The other flaw with the ‘data’ they give is they use Candida utilis rather than Saccharomyces in their in vitro study. While both are yeasts – sort of – Saccharomyces and Candida are very distinct biologically and behave very differently, notably in their ability to stick to stuff. An in-vitro study on one does not mean you can make similar claims regarding the in situ behaviour of an entirely different organism. But that’s just me nit picking – that design flaw would be a concern if what they were studying is a real phenomenon rather than Tooth Fairy Science (see this post for an explanation of that).

Some claims are truly breath-taking:

“Continious [sic] EM field generates ion clusters throughout the beer line system (unlike other magnet based systems) causing clustering of charged particles and preventing attachment to beer lines. Induced high frequency current (in this case in beer), Bio film is reduced and in some cases prevented completely by the “skin effect” – whereby the current density near the surface of the conductor is far greater than at its core. This prevents bio film growth. As bacteria pass through the ferrite ring they receive a charge, which causes hydration and the cells effectively destroy themselves through reverse osmosis.”

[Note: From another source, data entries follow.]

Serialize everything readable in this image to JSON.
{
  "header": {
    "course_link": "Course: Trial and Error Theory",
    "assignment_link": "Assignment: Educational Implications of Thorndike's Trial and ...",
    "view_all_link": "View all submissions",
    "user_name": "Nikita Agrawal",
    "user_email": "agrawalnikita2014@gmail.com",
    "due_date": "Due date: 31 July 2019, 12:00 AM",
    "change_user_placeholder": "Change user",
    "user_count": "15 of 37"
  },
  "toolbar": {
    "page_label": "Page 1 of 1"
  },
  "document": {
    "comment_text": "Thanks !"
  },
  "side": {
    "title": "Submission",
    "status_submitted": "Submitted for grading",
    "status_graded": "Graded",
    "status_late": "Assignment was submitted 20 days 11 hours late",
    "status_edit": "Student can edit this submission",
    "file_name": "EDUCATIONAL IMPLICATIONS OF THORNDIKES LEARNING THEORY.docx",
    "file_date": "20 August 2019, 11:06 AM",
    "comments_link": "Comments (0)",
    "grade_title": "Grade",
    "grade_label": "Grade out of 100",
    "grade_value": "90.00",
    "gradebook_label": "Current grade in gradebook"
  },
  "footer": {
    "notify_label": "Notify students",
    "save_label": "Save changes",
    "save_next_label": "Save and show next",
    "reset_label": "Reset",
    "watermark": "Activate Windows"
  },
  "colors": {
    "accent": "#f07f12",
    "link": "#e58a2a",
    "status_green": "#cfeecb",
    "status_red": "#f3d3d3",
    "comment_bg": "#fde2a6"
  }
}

While I understand all the individual words in this paragraph when taken as a whole it is, as we say in the trade, gibberish. It’s  U²B. It’s actually quite difficult to form a reasoned, evidence-based response to this twaddle. As Thomas Jefferson said on an entirely different subject: “Ridicule is the only weapon that can be used against unintelligible propositions. Ideas must be distinct before reason can act upon them.”